Hari minggu pun tiba, aku dan keluarga pergi bersama-sama ke rumah Anca. Sesampainya di rumah Anca aku mengetuk pintu rumah Anca yang terbuat dari triplek itu. Anca membuka pintu itu dan terlihat bingung karena aku datang lagi, bukan hanya sendiri tapi juga bersama dengan keluargaku. Dia mempersilahkan aku masuk ke rumahnya yang terlihat semakin sempit karena dimasuki oleh keluargaku. Tak lama ibu Anca datang dengan membawa keranjang yang berisi baju kotor. Ternyata ibu Anca sudah mulai bekerja lagi sebagai buruh cuci yang menandakan bahwa penyakit asma ibu Anca sudah tidak kambuh lagi. Kami pun mengutarakan maksud kedatangan kami ke rumah keluarga Anca. Lalu kami memberikan apa yang telah kami beli kamarin. Ibu anca terlihat sangat senang hingga meneteskan air matanya. “terima kasih nak Vely, ibu sangat berterima kasih atas bantuan nak Vely dan keluarga,” ucap ibu Anca padaku. “sama sama bu, aku juga mau mengucapkan terima kasih karena kamarin aku diperbolehkan main kesini,” jawabku. Ibu Anca semakin sering meneteskan air matanya dan itu membuat aku dan keluarga ikut merasa sedih. “kak Vely terima kasih ya, aku udah dibeliin baju sama gitar baru. Aku seneng banget,” ujar Anca dengan wajah yang sangat bahagia. “iya Anca, sama sama. Oh iya, kamu harus lebih sering membantu ibu ya,” Anca dengan semangat mengangguk dan tersenyum padaku. “sekarang Anca kalo ada apa-apa kasih tau kak Vely ya, kak Vely pasti bantu Anca,” “”iya, kak! Aku pasti kasih tau kakak” jawabnya masih dengan senyum diwajahnya.

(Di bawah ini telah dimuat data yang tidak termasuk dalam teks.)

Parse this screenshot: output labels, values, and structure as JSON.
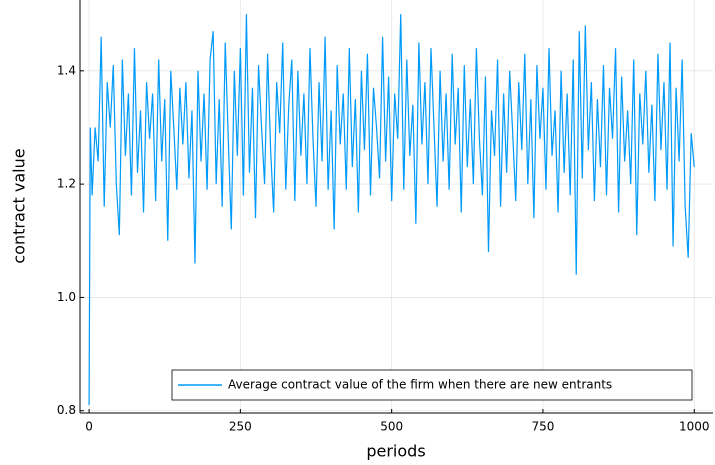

Kami pun pamit pulang karena hari sudah menjelang sore. Aku merasa sangat bahagia dengan pengalamanku tiga hari  belakangan ini. Bocah pengamen yang tiga hari lalu kulihat memakai kaos lusuh dan kotor, kini sudah kuberikan baju baru. Bocah pengamen yang tiga hari lalu memegang sebuah gitar yang sudah usang, kini sudah mempunyai gitar baru. Bocah pengamen yang tiga hari lalu aku temui sendirian di halte, kini sudah kuanggap seperti adikku sendiri. Bocah pengamen yang tiga hari lalu aku temui sedang mengamen dan tidak bersekolah, kini telah mengajarkan aku arti dari sebuah kehidupan. Terima kasih bocah pengamen, terima kasih Anca.